3  

In your for expression

在你的表情

for $item1 in $db/employees/employee,
    $item2 in $db/employees/employee/test

$item1 iterates through all the employees/employee elements, and $item2 iterates through all the employees/employee/test elements, independent of what the current value of $item1 is.

$item1遍历所有员工/员工元素，$item2遍历所有员工/员工/测试元素，与$item1的当前值无关。

To get what you need you might try this:

为了得到你需要的东西，你可以试试这个:

for $item1 in $db/employees/employee,
return ($item1/mgr,$item1/ename,
    for $item2 in $item1/test
    return $item2/sub1)

or, shorter:

或者,短:

$db/employees/employee/(mgr, ename, test/sub1)

1  

Here is one way to do it. Before returning, check with an if statement whether test/sub1 exists or not.

这里有一个方法。在返回之前，检查if语句是否存在test/sub1。

I slightly changed the for clause as well, removing the db:open() function, but it's easy to add it back in.

我还稍微修改了for子句，删除了db:open()函数，但是很容易将它添加回。

for $employee in /employees/employee
return
if ($employee/test/sub1)
then
($employee/mgr, $employee/ename, $employee/test/sub1)
else
($employee/mgr, $employee/ename)

and the result will be

结果是

<mgr/>
<ename>KING</ename>
<mgr>7839</mgr>
<ename>BLAKE</ename>
<sub1>one</sub1>

You said there is more than one ways to do this, can you please describe further

你说有不止一种方法可以做到这一点，你能进一步说明吗

A slightly different approach would be to use an if/then/else XPath expression and unconditionally returning this expression:

另一种稍微不同的方法是使用if/then/else XPath表达式，并无条件地返回这个表达式:

for $employee in /employees/employee
return
($employee/mgr, $employee/ename, if ($employee/test/sub1) then $employee/test/sub1 else '')

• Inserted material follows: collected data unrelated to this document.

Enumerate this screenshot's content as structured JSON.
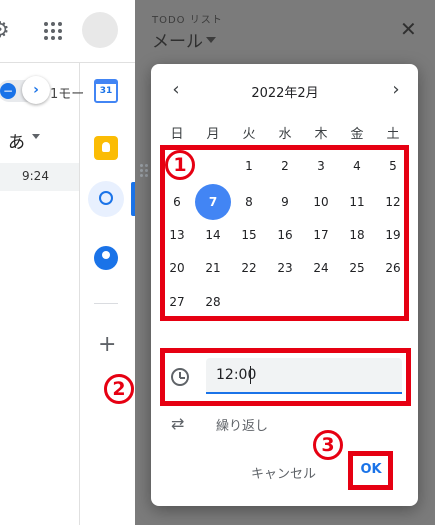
{
  "left_app": {
    "mode_text": "1モー",
    "kana": "あ",
    "row_time": "9:24",
    "icons": [
      "gear-icon",
      "apps-grid-icon",
      "avatar",
      "calendar-icon",
      "keep-icon",
      "tasks-icon",
      "contacts-icon",
      "plus-icon"
    ],
    "calendar_icon_text": "31"
  },
  "panel": {
    "subtitle": "TODO リスト",
    "title": "メール"
  },
  "date_picker": {
    "month_label": "2022年2月",
    "weekdays": [
      "日",
      "月",
      "火",
      "水",
      "木",
      "金",
      "土"
    ],
    "selected_day": "7",
    "weeks": [
      [
        "",
        "",
        "1",
        "2",
        "3",
        "4",
        "5"
      ],
      [
        "6",
        "7",
        "8",
        "9",
        "10",
        "11",
        "12"
      ],
      [
        "13",
        "14",
        "15",
        "16",
        "17",
        "18",
        "19"
      ],
      [
        "20",
        "21",
        "22",
        "23",
        "24",
        "25",
        "26"
      ],
      [
        "27",
        "28",
        "",
        "",
        "",
        "",
        ""
      ]
    ]
  },
  "time_field": {
    "value": "12:00"
  },
  "repeat_label": "繰り返し",
  "buttons": {
    "cancel": "キャンセル",
    "ok": "OK"
  },
  "annotations": {
    "n1": "1",
    "n2": "2",
    "n3": "3"
  },
  "colors": {
    "accent": "#1a73e8",
    "selected": "#4285f4",
    "annotation_red": "#e60012"
  }
}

And the answer by CiaPan shows yet another way, this time by nesting for clauses. In my opinion, it is a little less straightforward but it works nevertheless. CiaPan also shows how a single XPath expression can potentially solve the problem - which is very straightforward!

CiaPan给出的答案是另一种方式，这次是嵌套子句。在我看来，这有点不太直接，但还是有效的。CiaPan还展示了单个XPath表达式如何可能解决问题——这非常简单!